PayBySky is used during any parking session within a defined parking area and the vehicle is granted a real-time parking credential. For enforcement purposes, credentials are accessible wirelessly within seconds.
Numerous parking studies from several cities show that demand pricing for parking spots alleviates congestion. Managing demand means multiple charging time segments during the business day coupled with variation by location.
But we already know that the relative transaction cost for meter or even smart-phone payment is too high for commercial drivers that stop many times daily for only a few minutes each. Hence, these drivers are seldom compliant.
Now, with a single, critical difference—automated metering and payment—performance pricing can work for commercial vehicles, too. Automated in-vehicle metering never misses a payable parking session and never miss-charges. Because it is automated, PayBySky handles numerous charging rates and times while relieving the driver of any complexity or responsibility for errors.
Use anonymized cruising data generated by the PayBySky system to redistribute and minimize congestion. This real-time data shows where and when prices should be raised or lowered to achieve optimal occupancy.
Since this is done without curbside meters, it can be automated with rate tables managed online for logistics managers to plan vehicle routes. It is even possible to alternate concurrent rates among logistics operators to further smooth demand.

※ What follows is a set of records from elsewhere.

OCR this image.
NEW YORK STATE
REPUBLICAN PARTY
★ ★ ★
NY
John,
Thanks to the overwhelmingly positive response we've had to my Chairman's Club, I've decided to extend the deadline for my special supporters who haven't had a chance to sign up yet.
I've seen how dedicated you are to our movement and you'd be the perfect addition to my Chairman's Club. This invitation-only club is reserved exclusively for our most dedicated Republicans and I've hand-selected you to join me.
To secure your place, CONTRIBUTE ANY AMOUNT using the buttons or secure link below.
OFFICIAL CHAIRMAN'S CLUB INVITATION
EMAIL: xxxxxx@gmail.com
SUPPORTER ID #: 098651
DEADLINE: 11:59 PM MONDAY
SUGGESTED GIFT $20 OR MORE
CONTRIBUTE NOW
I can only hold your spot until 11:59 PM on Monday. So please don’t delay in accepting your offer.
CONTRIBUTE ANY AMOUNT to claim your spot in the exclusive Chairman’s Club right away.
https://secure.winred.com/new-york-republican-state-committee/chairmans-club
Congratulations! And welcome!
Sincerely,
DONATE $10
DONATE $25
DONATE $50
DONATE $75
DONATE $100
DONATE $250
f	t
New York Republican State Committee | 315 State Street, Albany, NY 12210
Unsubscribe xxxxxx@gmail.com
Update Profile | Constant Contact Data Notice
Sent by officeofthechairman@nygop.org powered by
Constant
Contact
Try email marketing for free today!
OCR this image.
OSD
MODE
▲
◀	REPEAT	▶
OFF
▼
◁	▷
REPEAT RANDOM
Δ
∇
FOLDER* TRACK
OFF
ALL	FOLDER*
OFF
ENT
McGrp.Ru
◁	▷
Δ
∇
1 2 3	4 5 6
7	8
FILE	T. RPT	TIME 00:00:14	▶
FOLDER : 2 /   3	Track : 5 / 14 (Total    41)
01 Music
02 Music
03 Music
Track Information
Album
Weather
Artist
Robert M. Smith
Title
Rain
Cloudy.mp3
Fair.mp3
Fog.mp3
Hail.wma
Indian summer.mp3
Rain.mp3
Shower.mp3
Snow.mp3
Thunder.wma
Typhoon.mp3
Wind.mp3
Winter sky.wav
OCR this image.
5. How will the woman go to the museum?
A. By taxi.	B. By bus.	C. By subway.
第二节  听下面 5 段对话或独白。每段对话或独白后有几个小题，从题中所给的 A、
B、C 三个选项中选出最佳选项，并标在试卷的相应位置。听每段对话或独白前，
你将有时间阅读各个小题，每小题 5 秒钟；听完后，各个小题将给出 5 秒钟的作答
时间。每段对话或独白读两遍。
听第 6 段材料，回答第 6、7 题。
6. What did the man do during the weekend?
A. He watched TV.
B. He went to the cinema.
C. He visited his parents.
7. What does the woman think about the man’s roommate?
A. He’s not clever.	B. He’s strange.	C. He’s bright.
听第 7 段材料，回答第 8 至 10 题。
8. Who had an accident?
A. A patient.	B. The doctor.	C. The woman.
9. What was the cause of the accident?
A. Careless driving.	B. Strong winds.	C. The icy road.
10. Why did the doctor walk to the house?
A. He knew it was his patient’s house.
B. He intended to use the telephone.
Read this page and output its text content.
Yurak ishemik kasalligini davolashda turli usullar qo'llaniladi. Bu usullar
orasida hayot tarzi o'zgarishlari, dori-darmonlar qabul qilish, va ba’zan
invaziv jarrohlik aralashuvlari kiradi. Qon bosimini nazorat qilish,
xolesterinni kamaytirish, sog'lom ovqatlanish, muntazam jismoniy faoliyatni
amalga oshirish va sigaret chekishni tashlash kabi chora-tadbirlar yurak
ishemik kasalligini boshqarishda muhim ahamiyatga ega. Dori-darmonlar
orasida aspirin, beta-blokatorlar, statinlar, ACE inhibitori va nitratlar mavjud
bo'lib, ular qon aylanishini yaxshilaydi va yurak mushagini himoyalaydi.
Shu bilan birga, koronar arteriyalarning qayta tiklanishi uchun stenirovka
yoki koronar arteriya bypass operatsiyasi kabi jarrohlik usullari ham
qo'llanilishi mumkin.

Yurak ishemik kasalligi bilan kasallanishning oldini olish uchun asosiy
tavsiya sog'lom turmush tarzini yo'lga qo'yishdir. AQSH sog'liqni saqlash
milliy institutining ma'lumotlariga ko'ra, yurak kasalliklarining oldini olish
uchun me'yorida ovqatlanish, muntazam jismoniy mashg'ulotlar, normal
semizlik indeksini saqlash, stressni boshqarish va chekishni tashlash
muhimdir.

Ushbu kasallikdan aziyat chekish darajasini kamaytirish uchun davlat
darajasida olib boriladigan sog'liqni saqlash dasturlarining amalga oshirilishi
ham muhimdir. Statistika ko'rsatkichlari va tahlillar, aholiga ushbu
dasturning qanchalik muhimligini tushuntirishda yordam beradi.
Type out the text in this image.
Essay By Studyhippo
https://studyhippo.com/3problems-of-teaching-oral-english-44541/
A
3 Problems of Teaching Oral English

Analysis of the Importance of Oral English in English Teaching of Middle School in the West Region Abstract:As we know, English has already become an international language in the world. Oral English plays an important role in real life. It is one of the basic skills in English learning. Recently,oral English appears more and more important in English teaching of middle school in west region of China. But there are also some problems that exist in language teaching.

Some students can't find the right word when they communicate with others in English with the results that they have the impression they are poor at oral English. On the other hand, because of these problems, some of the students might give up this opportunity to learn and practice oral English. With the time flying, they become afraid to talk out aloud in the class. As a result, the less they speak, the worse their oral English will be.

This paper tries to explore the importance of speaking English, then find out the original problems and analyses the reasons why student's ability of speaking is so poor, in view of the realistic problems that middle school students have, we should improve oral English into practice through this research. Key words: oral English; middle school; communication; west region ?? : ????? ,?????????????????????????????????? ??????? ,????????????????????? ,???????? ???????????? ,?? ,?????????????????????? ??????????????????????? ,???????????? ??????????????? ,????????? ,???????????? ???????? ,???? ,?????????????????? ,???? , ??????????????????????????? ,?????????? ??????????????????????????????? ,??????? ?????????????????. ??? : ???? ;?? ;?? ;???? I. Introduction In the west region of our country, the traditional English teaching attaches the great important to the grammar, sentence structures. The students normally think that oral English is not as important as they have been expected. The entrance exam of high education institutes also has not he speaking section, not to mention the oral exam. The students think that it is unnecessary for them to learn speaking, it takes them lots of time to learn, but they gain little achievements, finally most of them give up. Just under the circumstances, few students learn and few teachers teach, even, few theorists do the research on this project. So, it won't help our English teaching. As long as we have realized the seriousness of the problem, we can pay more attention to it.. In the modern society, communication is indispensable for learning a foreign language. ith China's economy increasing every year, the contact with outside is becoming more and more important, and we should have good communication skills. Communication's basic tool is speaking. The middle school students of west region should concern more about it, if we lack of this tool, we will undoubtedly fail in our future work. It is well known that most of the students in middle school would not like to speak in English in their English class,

Reduce citations by automating payment. This avoids any effort or omission on the part of the driver and ensures there is never a reason to have a meter-payment violation.
Use progressive pricing to be sure that average turnover stays under two hours. And set progressive rates so that the incremental revenue makes up for any missed citation revenue—even while reducing enforcement expense.
Reduce equipment by relying on wireless payment and enforcement. If your city has already deployed pay by phone, then there is no new equipment to add and likely no system changes to deploy.
As more parkers use cell phone and PayBySky, you can begin a gradual program of meter attrition. Increase compliance by making it easy to pay and to pay correctly. Where automated, there can be no meter violations for participating vehicles.
This also allows parking enforcement to refocus on the other 50-plus parking violations.
Increase your effectiveness with analytics gathered as vehicles approach to park. Use this as empirical evidence of where prices should be raised or lowered.
Mimic the caution used by both SFpark and LA Express Park by re-pricing only once every four or eight weeks and then only by a maximum of 25-cents per change to converge gently on an optimal price.